Il secondo: martedì 9 dicembre in tarda serata il Consiglio europeo dei ministri dell'energia - per l'Italia, il ministro Scajola - ha raggiunto un accordo che prevede sì una clausola di revisione nella proposta di direttiva sulle energie rinnovabili, ma non sugli obiettivi che restano il 20% europeo (17% per l'Italia) al 2020. Quello che sarà possibile ridiscutere dopo il 2014 sono i meccanismi di sostegno al settore delle rinnovabili di ciascuno Stato membro.
Il terzo: il 12 dicembre il Consiglio europeo ha approvato all'unanimità un testo che impegna i 27 della Ue entro il 2020 alla riduzione del 20% delle emissioni di gas serra, all’aumento del 20% dell'efficienza energetica e aumento al 20% del ricorso alle fonti alternative nel mix energetico.
I verdi al Parlamento europeo parlano di Consiglio non all’altezza e sostengono che la proposta della Commissione di ridurre i gas serra del 20% entro il 2020 è un passo nella giusta direzione, ma che sarebbe stato auspicabile che la riduzione raggiungesse il 30%, valore riconosciuto dall’Intergovernmental Panel on Climate Change (IPCC) delle Nazioni Unite come il minimo necessario per combattere efficacemente i cambiamenti climatici.

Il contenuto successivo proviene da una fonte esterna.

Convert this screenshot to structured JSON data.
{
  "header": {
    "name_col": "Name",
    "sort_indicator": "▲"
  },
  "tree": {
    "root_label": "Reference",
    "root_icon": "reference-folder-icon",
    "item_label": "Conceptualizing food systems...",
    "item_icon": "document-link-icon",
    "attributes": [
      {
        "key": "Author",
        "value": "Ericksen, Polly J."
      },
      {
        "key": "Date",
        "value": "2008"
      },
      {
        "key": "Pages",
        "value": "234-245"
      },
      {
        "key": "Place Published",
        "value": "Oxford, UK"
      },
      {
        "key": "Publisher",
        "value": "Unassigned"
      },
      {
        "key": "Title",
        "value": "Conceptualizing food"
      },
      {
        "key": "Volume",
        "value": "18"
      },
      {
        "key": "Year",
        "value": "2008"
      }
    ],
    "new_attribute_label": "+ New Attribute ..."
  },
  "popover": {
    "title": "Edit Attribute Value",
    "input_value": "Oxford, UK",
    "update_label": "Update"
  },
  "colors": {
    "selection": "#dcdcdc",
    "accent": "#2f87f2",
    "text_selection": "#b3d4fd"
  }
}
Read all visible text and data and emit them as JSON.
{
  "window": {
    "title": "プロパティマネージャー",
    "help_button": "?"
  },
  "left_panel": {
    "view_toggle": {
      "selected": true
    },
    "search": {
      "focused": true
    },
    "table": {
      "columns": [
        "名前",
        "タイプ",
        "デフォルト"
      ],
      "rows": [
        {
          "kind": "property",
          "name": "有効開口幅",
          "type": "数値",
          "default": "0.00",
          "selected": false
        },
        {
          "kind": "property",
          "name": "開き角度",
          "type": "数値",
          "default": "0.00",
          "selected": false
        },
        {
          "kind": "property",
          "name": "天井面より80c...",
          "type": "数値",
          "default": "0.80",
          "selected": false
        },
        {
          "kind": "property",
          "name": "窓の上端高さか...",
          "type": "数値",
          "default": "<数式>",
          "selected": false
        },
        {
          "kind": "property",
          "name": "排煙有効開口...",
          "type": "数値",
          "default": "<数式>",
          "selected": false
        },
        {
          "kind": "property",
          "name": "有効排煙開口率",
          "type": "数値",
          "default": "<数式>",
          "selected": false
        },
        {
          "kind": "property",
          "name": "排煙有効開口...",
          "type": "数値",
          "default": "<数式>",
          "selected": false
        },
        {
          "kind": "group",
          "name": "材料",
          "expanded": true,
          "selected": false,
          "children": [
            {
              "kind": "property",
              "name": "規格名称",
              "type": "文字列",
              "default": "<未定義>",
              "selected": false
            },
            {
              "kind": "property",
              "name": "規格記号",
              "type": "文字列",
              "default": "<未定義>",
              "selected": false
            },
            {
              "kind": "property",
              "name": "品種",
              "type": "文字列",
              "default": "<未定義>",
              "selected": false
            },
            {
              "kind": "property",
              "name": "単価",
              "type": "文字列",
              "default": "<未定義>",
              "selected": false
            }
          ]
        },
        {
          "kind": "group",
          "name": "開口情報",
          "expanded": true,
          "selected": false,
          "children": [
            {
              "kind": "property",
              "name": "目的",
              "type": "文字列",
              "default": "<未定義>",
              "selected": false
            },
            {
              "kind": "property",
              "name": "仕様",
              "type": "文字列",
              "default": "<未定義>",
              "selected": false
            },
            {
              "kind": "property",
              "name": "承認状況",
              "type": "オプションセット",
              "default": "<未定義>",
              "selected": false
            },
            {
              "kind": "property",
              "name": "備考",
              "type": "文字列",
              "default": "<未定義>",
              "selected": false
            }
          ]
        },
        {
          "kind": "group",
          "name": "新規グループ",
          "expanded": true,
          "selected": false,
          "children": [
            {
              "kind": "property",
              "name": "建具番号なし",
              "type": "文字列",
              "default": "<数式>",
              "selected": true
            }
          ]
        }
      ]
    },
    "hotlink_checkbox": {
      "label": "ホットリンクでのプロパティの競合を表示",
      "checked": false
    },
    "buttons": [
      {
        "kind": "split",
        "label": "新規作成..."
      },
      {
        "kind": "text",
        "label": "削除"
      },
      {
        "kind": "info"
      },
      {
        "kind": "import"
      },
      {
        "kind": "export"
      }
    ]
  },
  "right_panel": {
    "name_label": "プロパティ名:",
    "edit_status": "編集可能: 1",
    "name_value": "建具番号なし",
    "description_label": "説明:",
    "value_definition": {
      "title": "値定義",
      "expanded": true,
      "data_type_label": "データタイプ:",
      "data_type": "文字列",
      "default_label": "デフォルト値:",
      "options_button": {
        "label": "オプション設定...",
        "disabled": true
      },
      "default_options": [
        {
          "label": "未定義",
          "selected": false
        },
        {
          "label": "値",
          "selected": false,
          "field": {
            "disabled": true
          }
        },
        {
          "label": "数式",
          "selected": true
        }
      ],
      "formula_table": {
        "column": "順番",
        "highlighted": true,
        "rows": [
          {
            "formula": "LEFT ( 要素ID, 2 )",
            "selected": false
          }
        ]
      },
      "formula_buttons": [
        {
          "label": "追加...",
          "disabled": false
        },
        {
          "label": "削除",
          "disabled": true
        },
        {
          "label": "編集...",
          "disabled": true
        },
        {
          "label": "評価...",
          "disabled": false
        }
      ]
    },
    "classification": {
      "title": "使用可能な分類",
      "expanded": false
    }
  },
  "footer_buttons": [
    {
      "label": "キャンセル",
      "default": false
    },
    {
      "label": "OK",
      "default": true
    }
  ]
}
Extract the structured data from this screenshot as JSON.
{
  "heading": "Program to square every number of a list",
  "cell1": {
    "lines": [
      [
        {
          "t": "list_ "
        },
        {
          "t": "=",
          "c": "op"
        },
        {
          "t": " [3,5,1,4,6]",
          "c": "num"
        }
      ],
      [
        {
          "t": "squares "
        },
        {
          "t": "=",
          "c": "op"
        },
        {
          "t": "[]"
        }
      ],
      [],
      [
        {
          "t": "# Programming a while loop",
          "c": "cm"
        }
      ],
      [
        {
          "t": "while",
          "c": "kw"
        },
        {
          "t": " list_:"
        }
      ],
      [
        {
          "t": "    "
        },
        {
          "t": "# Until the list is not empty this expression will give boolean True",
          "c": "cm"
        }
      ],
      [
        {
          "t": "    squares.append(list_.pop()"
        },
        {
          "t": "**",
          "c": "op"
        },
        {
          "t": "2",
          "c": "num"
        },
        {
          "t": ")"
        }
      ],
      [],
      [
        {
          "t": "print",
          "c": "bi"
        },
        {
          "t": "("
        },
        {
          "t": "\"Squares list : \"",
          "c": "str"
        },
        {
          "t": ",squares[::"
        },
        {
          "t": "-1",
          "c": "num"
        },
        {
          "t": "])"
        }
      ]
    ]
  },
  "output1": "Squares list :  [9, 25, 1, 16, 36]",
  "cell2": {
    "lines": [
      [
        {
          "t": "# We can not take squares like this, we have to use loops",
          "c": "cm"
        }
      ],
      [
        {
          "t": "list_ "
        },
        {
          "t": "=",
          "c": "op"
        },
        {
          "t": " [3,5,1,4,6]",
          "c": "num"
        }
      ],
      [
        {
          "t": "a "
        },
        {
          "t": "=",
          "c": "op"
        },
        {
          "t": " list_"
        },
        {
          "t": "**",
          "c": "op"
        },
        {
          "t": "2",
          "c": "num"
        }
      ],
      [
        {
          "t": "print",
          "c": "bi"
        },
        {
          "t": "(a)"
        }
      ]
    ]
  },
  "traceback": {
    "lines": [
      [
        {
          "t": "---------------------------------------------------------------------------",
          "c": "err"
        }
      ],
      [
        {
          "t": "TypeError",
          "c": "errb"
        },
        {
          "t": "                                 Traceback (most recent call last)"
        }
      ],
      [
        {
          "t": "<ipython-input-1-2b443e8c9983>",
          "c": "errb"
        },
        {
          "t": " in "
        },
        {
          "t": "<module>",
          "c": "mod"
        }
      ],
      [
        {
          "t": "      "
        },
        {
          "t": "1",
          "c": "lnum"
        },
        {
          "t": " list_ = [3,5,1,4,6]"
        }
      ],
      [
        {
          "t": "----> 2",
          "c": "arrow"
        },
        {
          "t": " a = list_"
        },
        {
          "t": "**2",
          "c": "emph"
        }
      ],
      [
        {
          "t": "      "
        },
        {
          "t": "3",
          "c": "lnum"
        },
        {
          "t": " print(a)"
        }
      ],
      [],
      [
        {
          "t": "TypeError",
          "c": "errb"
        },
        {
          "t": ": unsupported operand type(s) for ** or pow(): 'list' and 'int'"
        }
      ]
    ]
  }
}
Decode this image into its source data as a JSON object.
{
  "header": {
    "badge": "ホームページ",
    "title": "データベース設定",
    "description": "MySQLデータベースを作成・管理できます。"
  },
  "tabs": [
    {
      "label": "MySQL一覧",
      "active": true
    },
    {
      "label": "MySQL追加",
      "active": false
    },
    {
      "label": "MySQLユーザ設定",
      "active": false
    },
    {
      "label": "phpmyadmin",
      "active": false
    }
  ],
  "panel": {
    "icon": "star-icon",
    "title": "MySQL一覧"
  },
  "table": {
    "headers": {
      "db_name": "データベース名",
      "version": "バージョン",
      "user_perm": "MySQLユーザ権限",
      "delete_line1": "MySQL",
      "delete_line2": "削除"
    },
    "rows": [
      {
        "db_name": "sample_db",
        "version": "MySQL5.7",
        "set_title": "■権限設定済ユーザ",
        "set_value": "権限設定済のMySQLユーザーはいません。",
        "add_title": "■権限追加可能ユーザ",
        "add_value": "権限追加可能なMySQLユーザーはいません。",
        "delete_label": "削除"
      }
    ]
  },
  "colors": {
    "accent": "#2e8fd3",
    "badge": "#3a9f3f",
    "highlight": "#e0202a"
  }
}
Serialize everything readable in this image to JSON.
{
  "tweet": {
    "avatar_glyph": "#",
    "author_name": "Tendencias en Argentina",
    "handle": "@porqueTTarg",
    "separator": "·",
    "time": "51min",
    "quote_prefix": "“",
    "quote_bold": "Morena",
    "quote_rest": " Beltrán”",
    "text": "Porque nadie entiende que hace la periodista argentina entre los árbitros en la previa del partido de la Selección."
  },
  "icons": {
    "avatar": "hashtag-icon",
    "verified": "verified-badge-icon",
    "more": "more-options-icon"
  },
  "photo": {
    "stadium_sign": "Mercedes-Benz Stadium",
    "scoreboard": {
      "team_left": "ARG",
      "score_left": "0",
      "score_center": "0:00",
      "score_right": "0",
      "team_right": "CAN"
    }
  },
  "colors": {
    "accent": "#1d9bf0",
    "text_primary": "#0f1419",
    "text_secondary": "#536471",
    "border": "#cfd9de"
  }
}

D’altro canto le aziende europee delle rinnovabili sono pronte e prevedono che il proprio comparto, che oggi occupa 400mila addetti, ed ha un giro cd’affari annuale di 40 miliardi di euro, potrà arriverà ad occupare al 2020 circa 2 milioni di persone.
Dal punto di vista degli imprenditori europei chi ne esce peggio è la Confindustria di Emma Marcegaglia che, diversamente dai suoi colleghi inglesi, tedeschi, francesi e spagnoli, ha fatto una battaglia di retroguardia incapace di cogliere il grande potenziale economico offerto dal risparmio e dall’efficienza energetici e da tutto il comparto delle rinnovabili con le loro ricadute sul terreno dell’innovazione tecnologica.
Altra musica negli Usa di Barack Obama che ieri ha presentato i nuovi responsabili della politica energetica ed ambientale statunitensi: il Dipartimento per l'Energia al premio Nobel per la fisica Steven Chu, un'autorità accademica in materia di ricerca di fonti energetiche alternative e rinnovabili. A capo dell'EPA, l'Agenzia federale per l'Ambiente è stata scelta Lisa Jackson, ex responsabile per l'ambiente nel New Jersey, che ha volontariamente aderito a un accordo tra stati molto simile al Protocollo di Kyoto. Carol Browner, ex capo dell'EPA della Florida e stretta collaboratrice di Al Gore, coordinerà le politiche energetiche e ambientali dell'amministrazione.
Ultima annotazione: i disastri – anche in termini economici – causati dal maltempo di questi giorni in Italia forse hanno anche a che fare con l’effetto serra, o no?